Ван Чанчи провел рукой по ее ногам: все брюки были мокрые, у нее отошли воды. Он поднял Сяовэнь на руки и направился к двери.
— Не надо, у нас нет денег, мы не сможем оплатить роддом.
— Я что-нибудь придумаю, — ответил Ван Чанчи.
— Положи меня на кровать, я сама рожу Дачжи.
— Я обещал, что отвезу тебя в клинику, что Дачжи появится на свет в родильной палате, что ты получишь точно такой же уход, как и городские роженицы.
— Нас самих рожали не в роддоме, и мы как-то выжили.
— У тебя преждевременные роды, если что-то пойдет не так, кто-нибудь из вас умрет.
— Все равно я никуда не поеду, отпусти меня. Лучше умру как собака, чтобы никто меня больше не оскорблял.
Ван Чанчи не отозвался на мольбы Сяовэнь, а повез ее прямиком в отделение акушерства и гинекологии. Пока он ее нес, она колотила его кулаками по спине, и каждый ее удар был для него словно нож в сердце. Он так крепко прижимал ее к себе, что одежда промокла у обоих. Врач сразу сказал, что их денег хватит лишь на два дня. Ван Чанчи стал умолять, чтобы Сяовэнь оставили в больнице, пообещав назавтра достать деньги.
К полуночи Сяовэнь родила. Хотя Ван Дачжи представлял из себя совсем крошечный комочек, все у него было на месте. Медсестра вынесла его из операционной и, проходя мимо Ван Чанчи, сказала: «Скорее, посмотри на своего сына». Ван Чанчи ринулся к ней, малюсенькие глазки малыша вдруг уставились прямо на него и тут же закрылись, словно еще не привыкли к свету или еще не набрались сил. Но этого мгновения было достаточно, чтобы Ван Чанчи понял, что это его сын. Как и он, малыш тоже хотел поскорее убедиться, кто перед ним стоит. Ван Дачжи определили в инкубатор, это означало дополнительные траты. Но Ван Чанчи подумал: «Что могут значить деньги, когда речь идет о спасении жизни? Только любящие люди могут так легко тратить деньги, и чем сильнее они любят, тем легче они эти деньги тратят». Ван Чанчи вдруг улыбнулся.
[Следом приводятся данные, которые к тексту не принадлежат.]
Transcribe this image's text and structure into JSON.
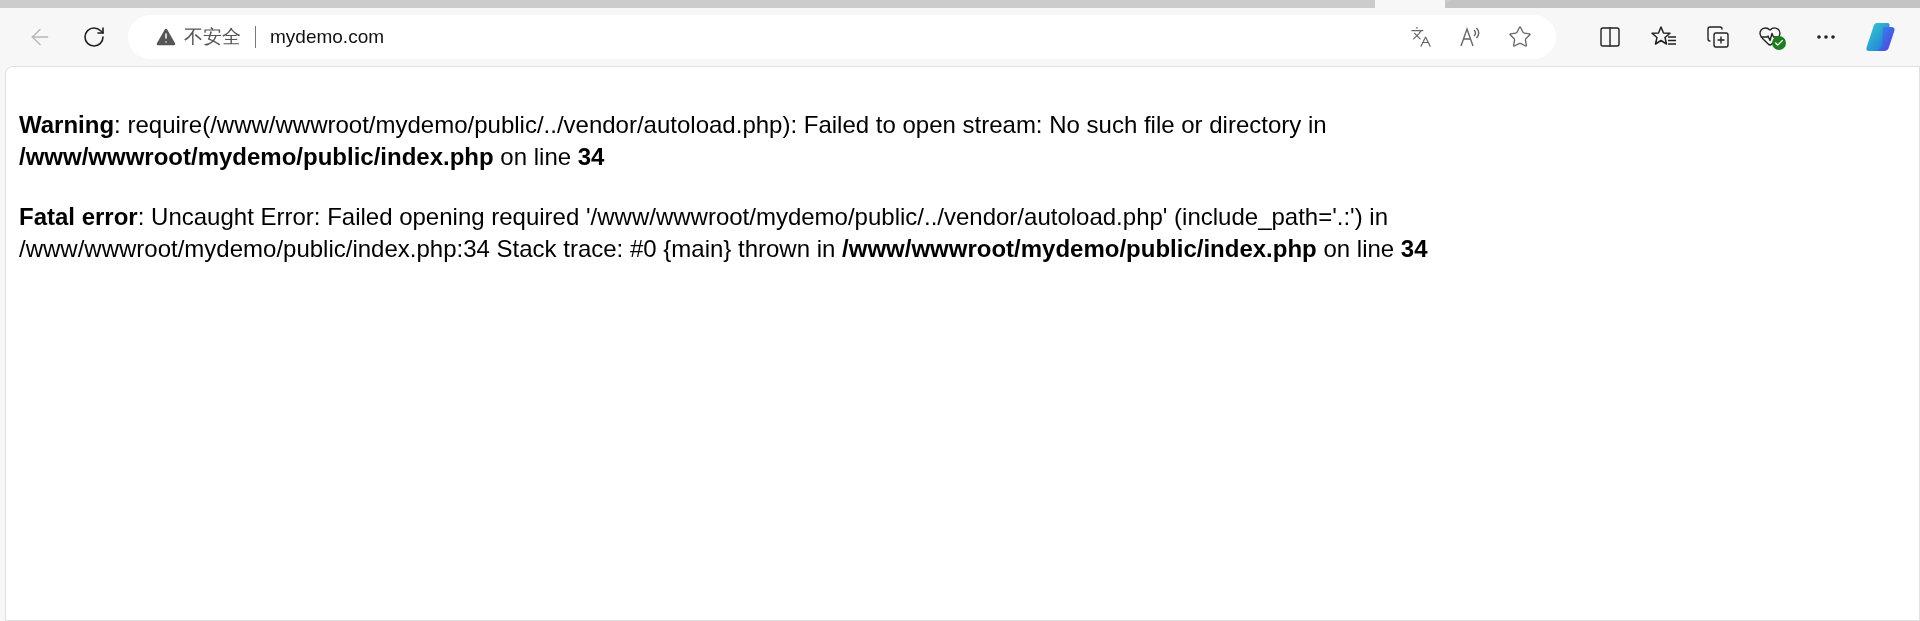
{
  "toolbar": {
    "back_button": {
      "disabled": true
    }
  },
  "address_bar": {
    "security_label": "不安全",
    "url": "mydemo.com"
  },
  "page": {
    "paragraphs": [
      "**Warning**: require(/www/wwwroot/mydemo/public/../vendor/autoload.php): Failed to open stream: No such file or directory in **/www/wwwroot/mydemo/public/index.php** on line **34**",
      "**Fatal error**: Uncaught Error: Failed opening required '/www/wwwroot/mydemo/public/../vendor/autoload.php' (include_path='.:') in /www/wwwroot/mydemo/public/index.php:34 Stack trace: #0 {main} thrown in **/www/wwwroot/mydemo/public/index.php** on line **34**"
    ]
  }
}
На следующее утро, проведав лежащего в инкубаторе Ван Дачжи и покормив завтраком Сяовэнь, Ван Чанчи покинул больницу. Прежде чем уйти, он предупредил Сяовэнь, что идет добывать деньги, и сказал, что если задержится, то в обед медсестра поможет подогреть ей бульон, о чем он с ней договорился. Растроганная до слез Сяовэнь согласно кивнула. Выйдя из больницы, Ван Чанчи пошел куда глаза глядят, он не знал, кто бы согласился одолжить ему денег. Через какое-то время ноги сами привели его к Лю Цзяньпину. Увидев его, Лю Цзяньпин тотчас завел разговор о судебном деле.
— Если мы подадим в суд на Ань Япина, догадываешься, как он выкрутится?
Ван Чанчи помотал головой. Лю Цзяньпин продолжил:
— Он наверняка скажет, что это произошло по невнимательности, и всю ответственность переложит на помощника. А если он назовет при этом какого-нибудь внештатного сотрудника, ты и вовсе ничего не добьешься, не говоря уже об элементарном извинении. Поэтому подавать в суд на Ань Япина бессмысленно. Твоя цель — получить компенсацию, поэтому твоей мишенью должен стать Линь Цзябай. Это толстосумам можно заодно отстаивать в суде справедливость, а беднякам важно не распыляться.
Лю Цзяньпин настолько увлекся, что до лица Ван Чанчи долетали его слюни. Но чем дольше Ван Чанчи его слушал, тем сильнее чувствовал, что для него все эти события стали бесконечно далеки и вообще его не касались. Возникло ощущение, что это было личное дело говорившего. Лю Цзяньпин становился от него все дальше, все меньше, все размытее, точно его отгородили стеклом, постепенно и голос его становился все тише, пока и вовсе не перестал долетать. Ван Чанчи полностью погрузился в страну грез. Лю Цзяньпин подумал, что Ван Чанчи закрыл глаза, чтобы сосредоточить свое внимание, поэтому он не останавливался. Он заподозрил неладное, только когда обратился к Ван Чанчи с вопросом. Лю Цзяньпин трижды повторил свой вопрос, но Ван Чанчи по-прежнему не реагировал. Тогда он потряс его за плечо. Ван Чанчи вздрогнул, открыл глаза и выпалил: «Ты сказал, что мишенью должен стать Линь Цзябай…»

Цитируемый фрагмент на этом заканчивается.